Una serpiente vino hasta el pilón;
era un día caliente, muy caliente, y yo, en pijama,
iba para beber allí.
Por la sombra profunda y extrañamente perfumada del gran algarrobero
bajé los escalones con mi jarro,
mas tuve que esperar, tuve que detenerme y esperar; alguien había llegado para beber antes que yo.
Salía de la sombra, de una hendidura de la pared de adobe,
y arrastrando la amarillenta y parda laxitud de su cuerpo flexible, por sobre el borde del pilón,
se había deslizado hasta abajo y apoyaba su garganta sobre el fondo de piedra,
y en un charquito claro, hecho del gotear del grifo,
sorbía el agua con su recta boca,
suavemente bebía, y a través de las encías rectas el agua penetraba por su flexible y largo cuerpo,
sin rumor.
Alguien estaba antes que yo, bebiendo.
Yo sólo era el segundo; tenía que esperar.

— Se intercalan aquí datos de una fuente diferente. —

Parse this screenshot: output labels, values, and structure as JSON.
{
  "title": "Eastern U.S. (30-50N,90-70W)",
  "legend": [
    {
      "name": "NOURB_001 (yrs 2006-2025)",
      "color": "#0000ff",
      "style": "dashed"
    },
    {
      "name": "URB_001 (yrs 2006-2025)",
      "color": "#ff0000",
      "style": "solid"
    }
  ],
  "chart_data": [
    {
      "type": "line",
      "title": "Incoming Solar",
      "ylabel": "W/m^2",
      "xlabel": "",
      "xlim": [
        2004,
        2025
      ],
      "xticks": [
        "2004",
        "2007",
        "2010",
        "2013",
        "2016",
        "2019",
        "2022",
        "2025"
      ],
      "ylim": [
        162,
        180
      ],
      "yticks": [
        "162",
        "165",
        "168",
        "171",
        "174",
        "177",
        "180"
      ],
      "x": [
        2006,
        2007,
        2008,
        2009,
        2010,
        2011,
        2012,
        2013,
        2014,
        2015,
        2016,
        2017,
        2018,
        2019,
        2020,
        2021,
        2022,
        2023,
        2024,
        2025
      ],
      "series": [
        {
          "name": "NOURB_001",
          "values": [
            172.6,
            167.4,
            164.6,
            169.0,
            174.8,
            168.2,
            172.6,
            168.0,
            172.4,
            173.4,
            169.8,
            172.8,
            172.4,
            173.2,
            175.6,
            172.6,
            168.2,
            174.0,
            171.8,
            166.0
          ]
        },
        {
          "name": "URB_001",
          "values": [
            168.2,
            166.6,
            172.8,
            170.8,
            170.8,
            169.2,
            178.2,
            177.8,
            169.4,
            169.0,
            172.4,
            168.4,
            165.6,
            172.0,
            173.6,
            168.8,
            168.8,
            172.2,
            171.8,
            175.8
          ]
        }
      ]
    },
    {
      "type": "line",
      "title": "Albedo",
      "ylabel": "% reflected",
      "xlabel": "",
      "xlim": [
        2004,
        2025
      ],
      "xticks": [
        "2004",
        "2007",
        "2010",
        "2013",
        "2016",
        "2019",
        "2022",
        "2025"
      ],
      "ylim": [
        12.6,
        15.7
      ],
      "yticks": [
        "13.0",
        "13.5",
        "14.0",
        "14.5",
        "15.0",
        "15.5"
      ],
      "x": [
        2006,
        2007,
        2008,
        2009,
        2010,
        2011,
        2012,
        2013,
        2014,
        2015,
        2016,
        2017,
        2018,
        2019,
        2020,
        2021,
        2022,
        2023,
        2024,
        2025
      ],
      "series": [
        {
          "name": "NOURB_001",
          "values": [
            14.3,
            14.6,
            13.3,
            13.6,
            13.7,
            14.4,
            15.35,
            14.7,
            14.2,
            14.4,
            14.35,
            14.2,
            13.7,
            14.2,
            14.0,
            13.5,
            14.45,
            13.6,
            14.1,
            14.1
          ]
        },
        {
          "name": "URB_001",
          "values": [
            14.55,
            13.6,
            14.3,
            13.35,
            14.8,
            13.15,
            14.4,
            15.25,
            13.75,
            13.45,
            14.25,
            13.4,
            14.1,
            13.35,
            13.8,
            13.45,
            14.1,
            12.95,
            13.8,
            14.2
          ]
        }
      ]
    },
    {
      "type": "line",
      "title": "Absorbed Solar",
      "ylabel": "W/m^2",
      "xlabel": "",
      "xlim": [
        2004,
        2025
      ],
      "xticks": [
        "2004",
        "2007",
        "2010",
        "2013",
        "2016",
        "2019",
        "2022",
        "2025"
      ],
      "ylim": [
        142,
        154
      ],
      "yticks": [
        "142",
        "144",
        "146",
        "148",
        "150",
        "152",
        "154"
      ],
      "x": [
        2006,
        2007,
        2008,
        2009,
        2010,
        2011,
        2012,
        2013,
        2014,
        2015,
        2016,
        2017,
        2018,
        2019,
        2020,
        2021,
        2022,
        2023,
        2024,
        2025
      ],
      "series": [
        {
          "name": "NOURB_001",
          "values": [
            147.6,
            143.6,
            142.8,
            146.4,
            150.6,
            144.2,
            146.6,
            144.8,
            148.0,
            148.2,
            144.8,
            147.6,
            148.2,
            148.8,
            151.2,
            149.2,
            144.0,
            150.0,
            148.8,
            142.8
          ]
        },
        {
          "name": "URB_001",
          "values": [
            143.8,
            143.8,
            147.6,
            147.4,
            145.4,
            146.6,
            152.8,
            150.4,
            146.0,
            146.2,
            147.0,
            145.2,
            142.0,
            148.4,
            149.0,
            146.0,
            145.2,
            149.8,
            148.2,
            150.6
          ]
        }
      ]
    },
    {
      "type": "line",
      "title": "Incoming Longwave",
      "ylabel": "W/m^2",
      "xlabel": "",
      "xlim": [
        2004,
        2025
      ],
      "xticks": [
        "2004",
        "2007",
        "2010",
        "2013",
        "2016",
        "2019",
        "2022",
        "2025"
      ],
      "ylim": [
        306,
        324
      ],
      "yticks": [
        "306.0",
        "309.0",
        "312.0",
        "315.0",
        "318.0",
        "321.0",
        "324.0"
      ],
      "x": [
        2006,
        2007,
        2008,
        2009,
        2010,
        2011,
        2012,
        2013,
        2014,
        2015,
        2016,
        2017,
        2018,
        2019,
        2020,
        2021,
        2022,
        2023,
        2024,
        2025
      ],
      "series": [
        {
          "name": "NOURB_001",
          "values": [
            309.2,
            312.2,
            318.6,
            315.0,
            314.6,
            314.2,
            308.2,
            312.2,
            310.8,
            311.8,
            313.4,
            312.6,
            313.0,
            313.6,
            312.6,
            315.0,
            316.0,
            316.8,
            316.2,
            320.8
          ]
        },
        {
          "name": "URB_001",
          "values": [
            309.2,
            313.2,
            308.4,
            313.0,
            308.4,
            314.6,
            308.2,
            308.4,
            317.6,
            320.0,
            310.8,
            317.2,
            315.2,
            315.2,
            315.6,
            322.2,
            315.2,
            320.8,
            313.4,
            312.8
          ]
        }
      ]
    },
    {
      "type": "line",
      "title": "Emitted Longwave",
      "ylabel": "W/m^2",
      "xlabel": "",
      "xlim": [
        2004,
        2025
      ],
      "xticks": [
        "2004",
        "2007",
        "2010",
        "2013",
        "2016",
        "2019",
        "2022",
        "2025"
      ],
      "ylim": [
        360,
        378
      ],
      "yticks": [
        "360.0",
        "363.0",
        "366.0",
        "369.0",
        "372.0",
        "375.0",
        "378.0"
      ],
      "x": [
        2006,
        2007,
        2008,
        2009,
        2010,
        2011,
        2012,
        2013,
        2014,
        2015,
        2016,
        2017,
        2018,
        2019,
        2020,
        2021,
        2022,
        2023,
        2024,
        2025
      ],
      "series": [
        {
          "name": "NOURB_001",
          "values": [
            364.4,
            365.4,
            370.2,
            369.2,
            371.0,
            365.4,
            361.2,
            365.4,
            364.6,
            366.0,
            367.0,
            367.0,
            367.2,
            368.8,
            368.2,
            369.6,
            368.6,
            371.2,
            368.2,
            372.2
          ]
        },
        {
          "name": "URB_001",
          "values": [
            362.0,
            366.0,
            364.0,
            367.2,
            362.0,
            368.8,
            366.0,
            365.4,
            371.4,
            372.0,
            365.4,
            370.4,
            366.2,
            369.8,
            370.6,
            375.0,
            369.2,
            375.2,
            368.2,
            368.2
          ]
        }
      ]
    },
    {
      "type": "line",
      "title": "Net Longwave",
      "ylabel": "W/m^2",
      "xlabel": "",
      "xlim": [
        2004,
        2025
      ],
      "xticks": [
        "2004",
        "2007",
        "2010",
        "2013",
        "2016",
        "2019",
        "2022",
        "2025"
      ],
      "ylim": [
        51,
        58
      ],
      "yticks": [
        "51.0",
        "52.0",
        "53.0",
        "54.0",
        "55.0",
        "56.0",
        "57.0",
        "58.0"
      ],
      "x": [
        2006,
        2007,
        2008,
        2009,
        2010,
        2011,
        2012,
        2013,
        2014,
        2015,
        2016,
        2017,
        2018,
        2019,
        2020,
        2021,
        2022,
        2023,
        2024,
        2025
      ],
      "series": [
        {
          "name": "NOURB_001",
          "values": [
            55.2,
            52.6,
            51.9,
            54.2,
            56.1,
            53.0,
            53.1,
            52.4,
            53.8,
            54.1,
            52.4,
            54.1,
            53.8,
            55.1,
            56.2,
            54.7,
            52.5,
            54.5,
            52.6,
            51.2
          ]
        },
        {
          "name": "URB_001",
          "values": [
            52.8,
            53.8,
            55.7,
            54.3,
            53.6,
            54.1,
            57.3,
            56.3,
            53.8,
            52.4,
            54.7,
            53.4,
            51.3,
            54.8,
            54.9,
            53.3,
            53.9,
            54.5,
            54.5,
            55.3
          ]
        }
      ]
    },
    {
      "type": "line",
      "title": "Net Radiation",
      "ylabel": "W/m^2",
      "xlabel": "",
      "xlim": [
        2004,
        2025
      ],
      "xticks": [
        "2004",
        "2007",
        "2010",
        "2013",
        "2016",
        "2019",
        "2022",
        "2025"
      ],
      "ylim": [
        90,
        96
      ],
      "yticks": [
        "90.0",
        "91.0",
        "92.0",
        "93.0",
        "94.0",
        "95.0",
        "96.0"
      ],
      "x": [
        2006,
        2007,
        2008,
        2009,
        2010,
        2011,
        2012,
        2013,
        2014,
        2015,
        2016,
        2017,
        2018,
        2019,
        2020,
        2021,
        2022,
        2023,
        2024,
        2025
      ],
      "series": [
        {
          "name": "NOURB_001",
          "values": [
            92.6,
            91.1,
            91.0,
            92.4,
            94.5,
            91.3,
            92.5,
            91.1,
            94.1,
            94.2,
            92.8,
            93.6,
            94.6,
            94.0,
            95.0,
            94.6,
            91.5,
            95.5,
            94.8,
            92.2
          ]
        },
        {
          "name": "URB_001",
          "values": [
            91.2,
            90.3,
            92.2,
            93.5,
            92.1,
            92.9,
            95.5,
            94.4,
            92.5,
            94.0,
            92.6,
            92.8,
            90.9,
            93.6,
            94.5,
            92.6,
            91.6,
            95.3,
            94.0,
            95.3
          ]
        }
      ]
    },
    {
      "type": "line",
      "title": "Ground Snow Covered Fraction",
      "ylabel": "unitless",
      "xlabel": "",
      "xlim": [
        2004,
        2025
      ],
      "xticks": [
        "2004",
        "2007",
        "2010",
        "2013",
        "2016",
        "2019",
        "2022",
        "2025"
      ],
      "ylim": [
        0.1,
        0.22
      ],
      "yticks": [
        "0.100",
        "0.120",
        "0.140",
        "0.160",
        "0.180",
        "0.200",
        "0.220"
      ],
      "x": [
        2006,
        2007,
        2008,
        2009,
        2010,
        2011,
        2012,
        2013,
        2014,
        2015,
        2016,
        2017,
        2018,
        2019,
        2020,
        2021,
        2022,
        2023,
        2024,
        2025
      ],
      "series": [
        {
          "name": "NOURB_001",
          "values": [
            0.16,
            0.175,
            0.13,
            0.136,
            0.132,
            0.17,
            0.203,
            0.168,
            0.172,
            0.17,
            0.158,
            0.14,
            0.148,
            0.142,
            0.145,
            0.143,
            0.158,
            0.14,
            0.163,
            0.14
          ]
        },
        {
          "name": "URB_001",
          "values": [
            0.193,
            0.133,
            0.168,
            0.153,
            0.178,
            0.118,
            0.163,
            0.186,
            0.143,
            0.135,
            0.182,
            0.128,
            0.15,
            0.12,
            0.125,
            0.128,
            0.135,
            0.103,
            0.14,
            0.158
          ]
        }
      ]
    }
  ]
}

Levantó la cabeza, dejando de beber, como las vacas lo hacen,
y me miró vagamente, como las vacas hacen al beber,
y de sus labios salió vibrando la bifurcada lengua, y se quedó un momento pensativa,
y se inclinó y bebió un poquito más...
ser pardo de tierra, dorado de tierra, de las ardientes entrañas de la tierra,
en el día de julio siciliano, con el Etna humeante.
La voz de mi educación de hombre me dijo:
Hay que matarla,
porque en Sicilia las serpientes negras son inocentes, pero las doradas son venenosas.
Voces en mí dijeron: “Si tú fueras un hombre
cogerías un palo, la quebrarías a palos, la matarías.”
Oh, pero ¿tendré que confesar cuánto me gustaba,
cuál era mi contento de que así como un huésped tranquilamente hubiera venido para beber en mi pilón,
para luego marcharse, apaciguada, en paz, y sin darme las gracias,
sumergirse de nuevo en las ardientes entrañas de esta tierra?
¿Era acaso cobardía lo que no me dejaba matarla?
¿Era perversidad aquel deseo loco de hablar con ella?
¿Era humildad el sentirme así honrado?
Porque ciertamente me sentía honrado...
Ah, pero aquellas voces:
Si tú fueras un hombre ya la habrías matado.
Y en verdad que tenía miedo, sí, mucho miedo.
Y, sin embargo, me sentía más honrado ahora
de que hubiese venido hasta mi casa en busca de mi hospitalidad,
fuera del negro pórtico de la secreta tierra.
Bebió bastante,
y levantó la cabeza, como en sueños, como el que está embriagado ;
vibró su lengüeciíla, como una noche bifurcada que surgiera en el aire, así de negra,
con ese gesto de lamerse los labios,
y miró alrededor lo mismo que una diosa; sin ver, miró en el aire,
y volvió lentamente la cabeza,
y despacio, muy despacio, como sumida en triple sueño,
comenzó a deslizar su lenta longitud, curvada ahora,
y a trepar otra vez la rota orilla de mi pared de adobe.
Y cuando metió la cabeza en aquel horrible agujero,
cuando contrajo el cuerpo, ajustando sus hombros de serpiente, y entró aún más en la hendidura,
una especie de horror, una protesta contra su retirarse en aquel horrible, en aquel tenebroso agujero,
contra aquella voluntad de entrar en la negrura, contra aquel contraerse para penetrar en ella,
se apoderó de mí, ahora que ya el réptil me había vuelto la espalda.
Miré en torno de mí, posé mi jarro,
cogí un tosco leño
y lo arrojé al pilón ruidosamente.
Creo que no le di,
mas de repente, la parte que aún quedaba fuera del agujero, con una convulsión de enloquecida prisa,
se arrugó como un rayo y desapareció
por aquel hoyo negro, por aquella hendidura de labios de tierra
a la cual en la intensa calma del mediodía yo miraba fascinado.
E inmediatamente lo sentí,
pensé qué bajo, qué vulgar, qué acción tan cobarde.
Y me desprecié a mí mismo y desprecié las voces de mi maldita educación humana.
Y pensé en el albatros,
y deseaba que volviera otra vez, deseaba ver mi serpiente.
Porque me parecía
otra vez una reina,
como una reina desterrada, sin corona en los infiernos lóbregos,
a quien debida le era su corona de nuevo.
Y he aquí cómo perdí una ocasión con uno de los grandes señores de la vida.
Y tengo algo que expiar, un acto
propio de un ser mezquino.
D. H. Lawrence, incluido en Antología de poetas ingleses modernos (Editorial Gredos, Madrid, 1963, trad. de José Antonio Muñoz Rojas).